La vache ou ton fils
Le seul grand espoir des Nigériens concernant la présence russe était que le terrorisme soit enfin combattu de manière plus radicale que par les Français. Mais selon un réfugié du nom d'Ousmane originaire de Goungo Koré, un village situé à trois kilomètres au sud-ouest d'Ayorou, le fléau ne fait que s'aggraver. «Nous ne pouvons plus rester dans les villages à cause de l'insécurité», dit-il. «Tout mon village est déplacé. Nous avons tous fui les exactions des terroristes. Ils sont venus en plein jour et ont encerclé notre village. Ils demandaient de l'argent et ceux qui n'en avaient pas donnaient des vaches ou des moutons. Si la famille n’a ni argent ni animaux, le père donne son fils pour qu’il rejoigne les rangs des terroristes.»
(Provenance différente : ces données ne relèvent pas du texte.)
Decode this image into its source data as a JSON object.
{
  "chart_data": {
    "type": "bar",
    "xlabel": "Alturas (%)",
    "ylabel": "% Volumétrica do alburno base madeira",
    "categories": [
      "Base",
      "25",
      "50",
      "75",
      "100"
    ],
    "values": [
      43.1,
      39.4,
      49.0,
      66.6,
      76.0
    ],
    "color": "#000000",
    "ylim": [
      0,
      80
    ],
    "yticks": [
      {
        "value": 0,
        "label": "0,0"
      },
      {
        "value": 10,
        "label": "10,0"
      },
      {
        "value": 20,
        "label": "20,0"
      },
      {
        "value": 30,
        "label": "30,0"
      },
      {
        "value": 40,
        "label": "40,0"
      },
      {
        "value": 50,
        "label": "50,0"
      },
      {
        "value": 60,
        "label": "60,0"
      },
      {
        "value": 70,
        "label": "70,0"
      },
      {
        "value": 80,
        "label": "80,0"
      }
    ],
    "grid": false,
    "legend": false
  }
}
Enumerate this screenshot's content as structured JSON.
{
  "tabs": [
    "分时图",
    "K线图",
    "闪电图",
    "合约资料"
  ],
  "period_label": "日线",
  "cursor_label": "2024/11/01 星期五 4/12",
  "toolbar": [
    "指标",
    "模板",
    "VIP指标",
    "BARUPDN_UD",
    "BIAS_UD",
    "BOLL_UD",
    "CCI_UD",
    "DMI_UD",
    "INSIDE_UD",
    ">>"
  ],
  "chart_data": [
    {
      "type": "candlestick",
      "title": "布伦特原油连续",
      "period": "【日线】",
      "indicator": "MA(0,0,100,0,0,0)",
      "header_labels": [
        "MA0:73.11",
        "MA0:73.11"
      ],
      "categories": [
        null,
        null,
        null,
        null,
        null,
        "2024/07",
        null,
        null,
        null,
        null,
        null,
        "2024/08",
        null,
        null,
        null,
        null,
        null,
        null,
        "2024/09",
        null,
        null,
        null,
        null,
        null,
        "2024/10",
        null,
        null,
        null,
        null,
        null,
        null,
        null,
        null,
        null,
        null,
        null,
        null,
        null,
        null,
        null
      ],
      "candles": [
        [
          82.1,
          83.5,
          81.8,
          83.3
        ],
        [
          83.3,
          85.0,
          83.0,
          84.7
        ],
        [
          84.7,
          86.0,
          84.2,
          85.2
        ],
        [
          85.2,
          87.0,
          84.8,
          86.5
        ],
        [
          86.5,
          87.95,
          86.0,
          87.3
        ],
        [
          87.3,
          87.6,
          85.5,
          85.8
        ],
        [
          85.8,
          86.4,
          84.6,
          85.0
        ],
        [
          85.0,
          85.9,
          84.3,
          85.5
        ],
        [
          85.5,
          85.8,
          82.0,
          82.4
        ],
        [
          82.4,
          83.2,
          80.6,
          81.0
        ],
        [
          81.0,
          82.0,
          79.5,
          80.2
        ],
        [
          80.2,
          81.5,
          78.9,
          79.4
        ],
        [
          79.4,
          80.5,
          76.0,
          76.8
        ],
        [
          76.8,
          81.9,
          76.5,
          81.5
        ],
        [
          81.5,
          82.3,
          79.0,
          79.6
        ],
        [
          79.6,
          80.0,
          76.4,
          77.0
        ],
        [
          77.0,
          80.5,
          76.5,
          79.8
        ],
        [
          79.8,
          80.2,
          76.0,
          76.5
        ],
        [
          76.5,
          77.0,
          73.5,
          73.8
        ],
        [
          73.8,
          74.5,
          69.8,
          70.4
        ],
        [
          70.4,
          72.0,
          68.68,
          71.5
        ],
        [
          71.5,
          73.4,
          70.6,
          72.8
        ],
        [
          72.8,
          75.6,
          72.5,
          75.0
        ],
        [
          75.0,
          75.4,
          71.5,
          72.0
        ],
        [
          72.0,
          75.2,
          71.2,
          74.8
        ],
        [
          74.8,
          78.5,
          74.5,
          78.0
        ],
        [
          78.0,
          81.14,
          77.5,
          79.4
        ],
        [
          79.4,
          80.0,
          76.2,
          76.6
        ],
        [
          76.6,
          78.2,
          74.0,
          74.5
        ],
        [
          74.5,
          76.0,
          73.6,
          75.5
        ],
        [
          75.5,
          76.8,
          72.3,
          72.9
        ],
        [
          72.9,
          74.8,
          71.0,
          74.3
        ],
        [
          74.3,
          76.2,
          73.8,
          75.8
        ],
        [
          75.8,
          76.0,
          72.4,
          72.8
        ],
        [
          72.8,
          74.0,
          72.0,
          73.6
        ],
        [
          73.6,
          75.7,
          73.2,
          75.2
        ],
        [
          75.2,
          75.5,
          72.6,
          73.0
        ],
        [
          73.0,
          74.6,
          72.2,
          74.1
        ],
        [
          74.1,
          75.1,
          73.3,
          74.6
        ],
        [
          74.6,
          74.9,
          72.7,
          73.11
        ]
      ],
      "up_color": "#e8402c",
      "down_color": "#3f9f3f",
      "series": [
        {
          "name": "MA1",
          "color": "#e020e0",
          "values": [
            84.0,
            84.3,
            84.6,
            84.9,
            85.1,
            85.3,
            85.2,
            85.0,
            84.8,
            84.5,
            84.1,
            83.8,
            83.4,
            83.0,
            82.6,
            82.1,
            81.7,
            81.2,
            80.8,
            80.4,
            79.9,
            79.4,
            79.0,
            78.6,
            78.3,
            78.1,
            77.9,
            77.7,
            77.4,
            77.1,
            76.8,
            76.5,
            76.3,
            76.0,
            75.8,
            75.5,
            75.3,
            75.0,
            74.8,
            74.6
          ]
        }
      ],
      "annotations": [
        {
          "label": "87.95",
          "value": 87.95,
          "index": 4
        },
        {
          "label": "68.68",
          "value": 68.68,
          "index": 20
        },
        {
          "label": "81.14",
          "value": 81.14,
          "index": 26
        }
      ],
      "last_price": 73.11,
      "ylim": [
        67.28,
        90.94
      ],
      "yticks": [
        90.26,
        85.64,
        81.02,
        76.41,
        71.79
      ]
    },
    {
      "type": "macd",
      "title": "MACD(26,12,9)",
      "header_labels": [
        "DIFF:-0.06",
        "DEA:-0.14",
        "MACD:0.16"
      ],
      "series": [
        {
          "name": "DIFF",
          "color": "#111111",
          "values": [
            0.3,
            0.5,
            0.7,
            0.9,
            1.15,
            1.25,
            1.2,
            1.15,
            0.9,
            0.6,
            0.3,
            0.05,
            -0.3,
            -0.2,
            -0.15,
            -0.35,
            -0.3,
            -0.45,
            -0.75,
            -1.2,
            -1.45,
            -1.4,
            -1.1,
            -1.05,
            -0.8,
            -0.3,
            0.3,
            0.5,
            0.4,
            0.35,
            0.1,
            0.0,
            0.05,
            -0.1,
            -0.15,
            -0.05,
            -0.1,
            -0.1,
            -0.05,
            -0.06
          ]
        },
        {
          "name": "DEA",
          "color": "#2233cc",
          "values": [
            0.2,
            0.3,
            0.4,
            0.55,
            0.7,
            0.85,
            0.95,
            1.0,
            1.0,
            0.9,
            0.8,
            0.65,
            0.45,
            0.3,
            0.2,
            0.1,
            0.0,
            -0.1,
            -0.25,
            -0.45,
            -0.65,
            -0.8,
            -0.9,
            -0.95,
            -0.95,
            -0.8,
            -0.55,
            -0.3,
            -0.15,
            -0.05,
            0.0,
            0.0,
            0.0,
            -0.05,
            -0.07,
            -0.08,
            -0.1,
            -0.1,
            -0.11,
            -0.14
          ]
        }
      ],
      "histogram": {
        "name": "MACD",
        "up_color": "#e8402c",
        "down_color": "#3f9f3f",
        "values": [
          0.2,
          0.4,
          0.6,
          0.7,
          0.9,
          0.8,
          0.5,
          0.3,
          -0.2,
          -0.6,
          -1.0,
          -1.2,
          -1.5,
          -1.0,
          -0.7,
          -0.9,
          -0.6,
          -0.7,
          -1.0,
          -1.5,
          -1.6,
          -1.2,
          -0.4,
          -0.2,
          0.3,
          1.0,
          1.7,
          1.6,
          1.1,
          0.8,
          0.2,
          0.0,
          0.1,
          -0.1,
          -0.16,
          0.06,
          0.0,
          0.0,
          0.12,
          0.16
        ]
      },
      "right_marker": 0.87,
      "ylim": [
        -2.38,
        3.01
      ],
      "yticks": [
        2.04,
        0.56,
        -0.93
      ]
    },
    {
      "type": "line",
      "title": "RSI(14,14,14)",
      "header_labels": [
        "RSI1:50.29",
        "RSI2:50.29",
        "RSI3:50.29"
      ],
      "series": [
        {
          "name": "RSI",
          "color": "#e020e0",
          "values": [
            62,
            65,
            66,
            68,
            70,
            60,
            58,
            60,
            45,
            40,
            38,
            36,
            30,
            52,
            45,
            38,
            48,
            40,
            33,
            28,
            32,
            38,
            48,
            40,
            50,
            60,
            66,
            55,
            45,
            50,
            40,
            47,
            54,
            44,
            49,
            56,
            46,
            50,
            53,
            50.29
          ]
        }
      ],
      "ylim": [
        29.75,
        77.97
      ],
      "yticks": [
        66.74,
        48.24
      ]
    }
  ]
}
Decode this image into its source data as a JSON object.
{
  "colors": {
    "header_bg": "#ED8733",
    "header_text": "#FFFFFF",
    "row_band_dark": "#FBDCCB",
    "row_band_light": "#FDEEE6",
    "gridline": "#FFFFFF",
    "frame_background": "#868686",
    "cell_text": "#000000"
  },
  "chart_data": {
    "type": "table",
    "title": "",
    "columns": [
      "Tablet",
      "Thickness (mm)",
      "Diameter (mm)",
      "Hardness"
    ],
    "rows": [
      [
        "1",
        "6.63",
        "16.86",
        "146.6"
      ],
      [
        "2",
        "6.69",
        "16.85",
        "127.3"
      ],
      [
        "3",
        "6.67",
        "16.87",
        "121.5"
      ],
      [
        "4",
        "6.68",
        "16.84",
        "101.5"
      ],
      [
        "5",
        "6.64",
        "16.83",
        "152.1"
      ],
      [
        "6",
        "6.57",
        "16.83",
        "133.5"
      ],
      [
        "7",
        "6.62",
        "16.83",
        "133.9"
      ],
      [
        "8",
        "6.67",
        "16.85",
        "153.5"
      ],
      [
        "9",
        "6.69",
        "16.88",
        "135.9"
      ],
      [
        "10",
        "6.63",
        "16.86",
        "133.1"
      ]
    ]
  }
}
« Ces Russes n’ont pas une once de pitié »
Plus tard, toujours à la recherche de sources à Niamey, je rencontre un membre de l’ancien parti au pouvoir, désormais sans poste et parlant anonymement par crainte d'être arrêté. Il est frustré, mais pas seulement par la perte de son prestige et de ses privilèges. «De quel droit ces putschistes nous amènent-ils ces soldats russes ? La junte trompe le peuple avec un discours pour réchauffer son patriotisme au nom de la souveraineté, et avec un autre discours elle le vend à d'autres étrangers au prix de quelques oboles de blé. Je vous dis que ces gens (les Russes) n'ont aucune once de pitié, et le démontrent clairement dans le nord du Mali où ils terrorisent, violent et massacrent des hommes, des femmes et des enfants innocents. C'est regrettable!»
Le vieux politicien a peut-être raison. Le 28 mai 2024, neuf villageois auraient été abattus à Sigindey Balley Koira, près du village de Tafague, non loin de la capitale. Selon Intinicar Alhassane, président du Parti pour la Paix et le Développement Akal-Kassa, qui annonce aux médias la nouvelle du massacre, neuf éleveurs des communautés touareg et peulh ont été arrêtés une première fois à 19h14 dans le hameau de Sigindey Balley Koira, puis exécutés à leur domicile «par nos forces de défense et leurs partisans, laissant derrière eux dix veuves et 55 enfants». Quelques jours seulement après cette dénonciation, j'apprends à la radio l'arrestation d'Intinicar.
Des demandes de commentaires ont été envoyées au porte-parole du gouvernement militaire du Niger, qui a répondu en envoyant à ZAM un extrait d'un événement célébrant la formation de l'Alliance des États du Sahel.
*Le nom de l'auteur a été modifié pour des raisons de sécurité.